Search code examples
pythontokenizespacyprefix

Can I apply custom token rules to tokens split by prefixes in spaCy?


I customized a spaCy Tokenizer with additional rules and prefixes to treat w/ and f/ as with and for, respectively. The prefixes are correctly splitting them off, but the custom rules for lemmas and norms is not being applied in that case.

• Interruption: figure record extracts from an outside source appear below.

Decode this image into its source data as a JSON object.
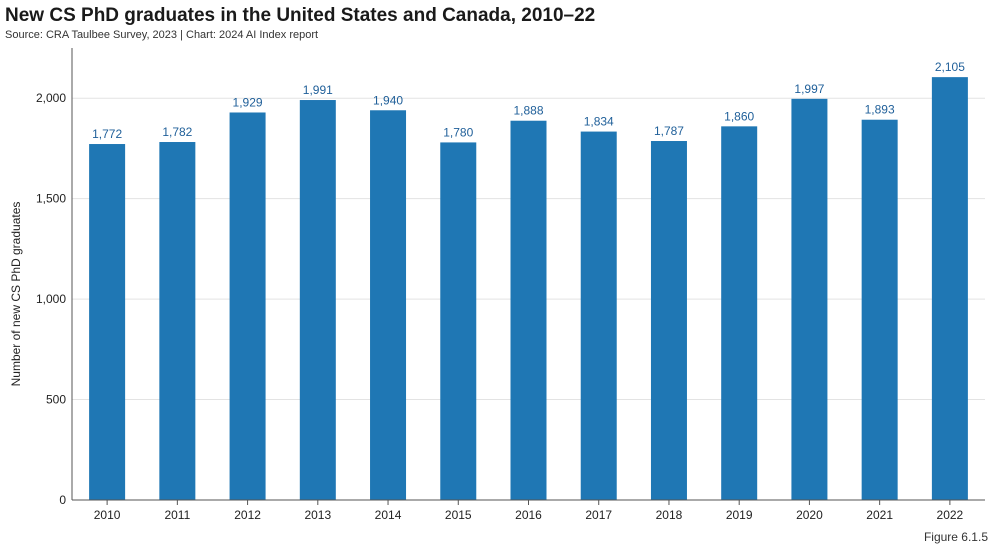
{
  "figure_label": "Figure 6.1.5",
  "colors": {
    "bar": "#1f77b4",
    "bar_label": "#1f5f99"
  },
  "chart_data": {
    "type": "bar",
    "title": "New CS PhD graduates in the United States and Canada, 2010–22",
    "subtitle": "Source: CRA Taulbee Survey, 2023 | Chart: 2024 AI Index report",
    "xlabel": "",
    "ylabel": "Number of new CS PhD graduates",
    "categories": [
      "2010",
      "2011",
      "2012",
      "2013",
      "2014",
      "2015",
      "2016",
      "2017",
      "2018",
      "2019",
      "2020",
      "2021",
      "2022"
    ],
    "values": [
      1772,
      1782,
      1929,
      1991,
      1940,
      1780,
      1888,
      1834,
      1787,
      1860,
      1997,
      1893,
      2105
    ],
    "value_labels": [
      "1,772",
      "1,782",
      "1,929",
      "1,991",
      "1,940",
      "1,780",
      "1,888",
      "1,834",
      "1,787",
      "1,860",
      "1,997",
      "1,893",
      "2,105"
    ],
    "yticks": [
      0,
      500,
      1000,
      1500,
      2000
    ],
    "ytick_labels": [
      "0",
      "500",
      "1,000",
      "1,500",
      "2,000"
    ],
    "ylim": [
      0,
      2250
    ],
    "grid": true
  }
}
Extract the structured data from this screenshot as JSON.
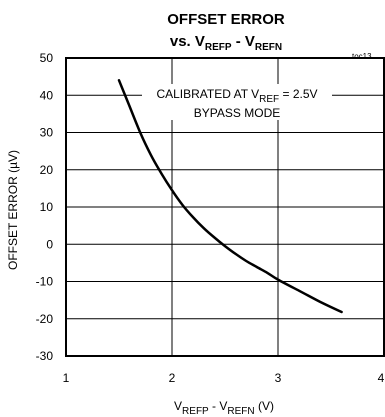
{
  "chart_data": {
    "type": "line",
    "title": {
      "main": "OFFSET ERROR",
      "vs": "vs. V",
      "sub1": "REFP",
      "dash": " - V",
      "sub2": "REFN"
    },
    "tag": "toc13",
    "ylabel": "OFFSET ERROR (µV)",
    "xlabel": {
      "v1": "V",
      "sub1": "REFP",
      "mid": " - V",
      "sub2": "REFN",
      "unit": " (V)"
    },
    "xlim": [
      1,
      4
    ],
    "ylim": [
      -30,
      50
    ],
    "x_ticks": [
      1,
      2,
      3,
      4
    ],
    "y_ticks": [
      50,
      40,
      30,
      20,
      10,
      0,
      -10,
      -20,
      -30
    ],
    "grid": true,
    "annotation": {
      "line1_prefix": "CALIBRATED AT V",
      "line1_sub": "REF",
      "line1_suffix": " = 2.5V",
      "line2": "BYPASS MODE"
    },
    "series": [
      {
        "x": [
          1.5,
          1.6,
          1.7,
          1.8,
          1.9,
          2.0,
          2.1,
          2.2,
          2.3,
          2.4,
          2.5,
          2.6,
          2.7,
          2.8,
          2.9,
          3.0,
          3.2,
          3.4,
          3.6
        ],
        "values": [
          44,
          37,
          30,
          24,
          19,
          14.5,
          10.5,
          7.2,
          4.3,
          1.8,
          -0.5,
          -2.6,
          -4.5,
          -6.1,
          -7.7,
          -9.5,
          -12.5,
          -15.5,
          -18.2
        ],
        "color": "#000000"
      }
    ]
  }
}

Here's an excerpt of the code.

def create_tokenizer(nlp):
    rules = dict(nlp.Defaults.tokenizer_exceptions)
    rules.update({
        'w/': [{ORTH: 'w/', LEMMA: 'with', NORM: 'with'}],
        'W/': [{ORTH: 'W/', LEMMA: 'with', NORM: 'with'}],
        'f/': [{ORTH: 'f/', LEMMA: 'for', NORM: 'for'}],
        'F/': [{ORTH: 'F/', LEMMA: 'for', NORM: 'for'}],
    })

    custom_prefixes = (
        r"[wW]/",
        r"[fF]/",
    )

    prefix_re = spacy.util.compile_prefix_regex(nlp.Defaults.prefixes + custom_prefixes)

    return Tokenizer(
        nlp.vocab,
        rules=rules,
        prefix_search=prefix_re.search,
    )

Here's the result.

>>> doc = nlp("This w/ that")
>>> doc[1]
w/
>>> doc[1].norm_
'with'
>>> doc = nlp("This w/that")
>>> doc[1]
w/
>>> doc[1].norm_
'w/'

In the case of This w/that, the w/ is getting split off, but it doesn't have the custom rules applied (i.e., the NORM is w/ instead of with). What do I need to do to have custom rules applied to tokens split off by prefixes/infixes/suffixes?


Solution

  • Unfortunately there's no way to have prefixes and suffixes also analyzed as exceptions in spacy v2. Tokenizer exceptions will be handled more generally in the upcoming spacy v3 release in order to support cases like this, but I don't know when the release might be at this point.

    I think the best you can do in spacy v2 is to have a quick postprocessing component that assigns the lemmas/norms to the individual tokens if they match the orth pattern.